The world’s largest crypto trading platform said it will be winding down its Canadian arm two years after being greenlighted to operate in the country.
Binance mentioned a recent amendment in the local legislation that affected stablecoin deposits and purchases on exchanges.
- Binance announced its intentions on Twitter, saying it will “be joining other prominent crypto businesses in proactively withdrawing from the Canadian marketplace.”
- The exchange admitted that it was a small but “sentimental” market, which it intended to keep working in. However, a recent decision by the Canadian Securities Administrators stands in its way.

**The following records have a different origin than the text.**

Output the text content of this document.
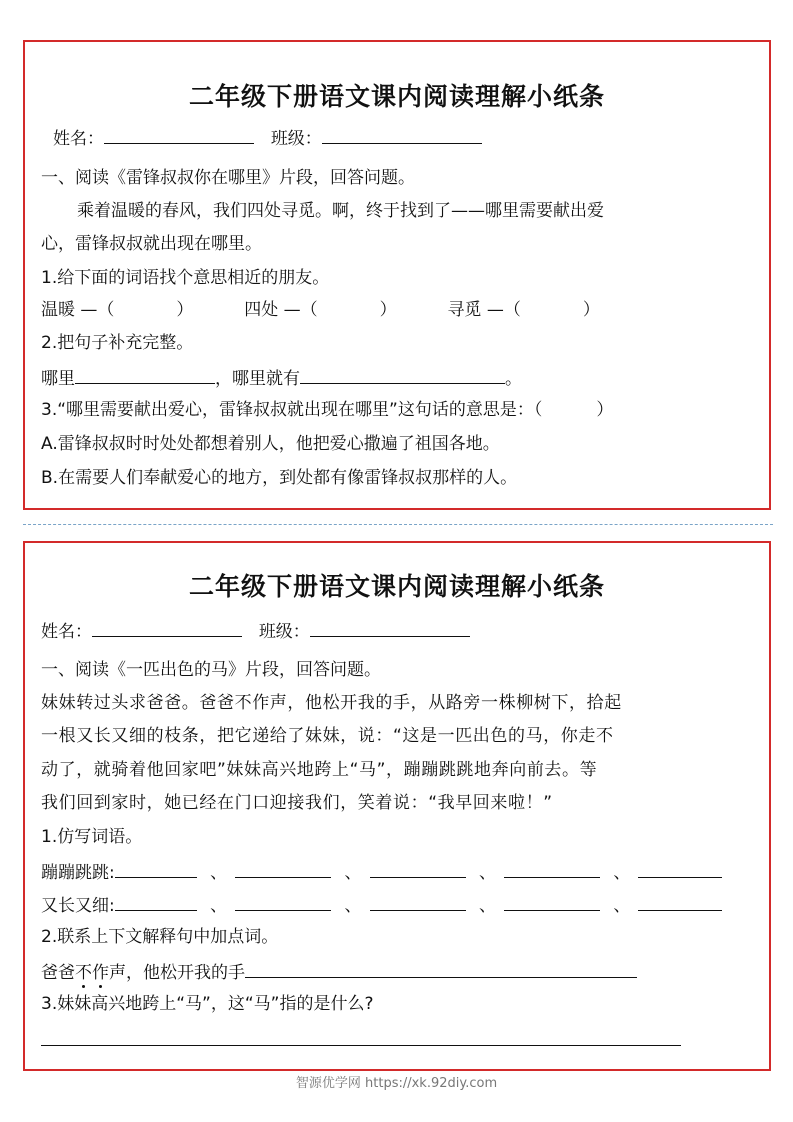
二年级下册语文课内阅读理解小纸条
姓名：	班级：
一、阅读《雷锋叔叔你在哪里》片段，回答问题。
乘着温暖的春风，我们四处寻觅。啊，终于找到了——哪里需要献出爱
心，雷锋叔叔就出现在哪里。
1.给下面的词语找个意思相近的朋友。
温暖 —（	）	四处 —（	）	寻觅 —（	）
2.把句子补充完整。
哪里	，哪里就有	。
3.“哪里需要献出爱心，雷锋叔叔就出现在哪里”这句话的意思是：（	）
A.雷锋叔叔时时处处都想着别人，他把爱心撒遍了祖国各地。
B.在需要人们奉献爱心的地方，到处都有像雷锋叔叔那样的人。
二年级下册语文课内阅读理解小纸条
姓名：	班级：
一、阅读《一匹出色的马》片段，回答问题。
妹妹转过头求爸爸。爸爸不作声，他松开我的手，从路旁一株柳树下，拾起
一根又长又细的枝条，把它递给了妹妹，说：“这是一匹出色的马，你走不
动了，就骑着他回家吧”妹妹高兴地跨上“马”，蹦蹦跳跳地奔向前去。等
我们回到家时，她已经在门口迎接我们，笑着说：“我早回来啦！”
1.仿写词语。
蹦蹦跳跳:	、	、	、	、
又长又细:	、	、	、	、
2.联系上下文解释句中加点词。
爸爸不作声，他松开我的手
3.妹妹高兴地跨上“马”，这“马”指的是什么?
智源优学网 https://xk.92diy.com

- The CSA announced new guidelines in February that make it mandatory for local exchanges to seek its permission before accepting stablecoin deposits or allowing users to buy such assets. The watchdog has multiple due diligence tests in place making the process lengthy.
“We put off this decision as long as we could to explore other reasonable avenues to protect our Canadian users, but it has become apparent that there are none.”
- Canada’s overall approach to crypto has been relatively positive, with a few traditional financial institutions investing in the industry. The country also approved one of the first spot Bitcoin ETFs a few years back, but its recent policy change harmed several exchanges, including Crypto.com.
- Binance has been on an expansion roll for the past several months, receiving multiple licenses to operate in Dubai, a few European countries, Kazakhstan, as well as Japan.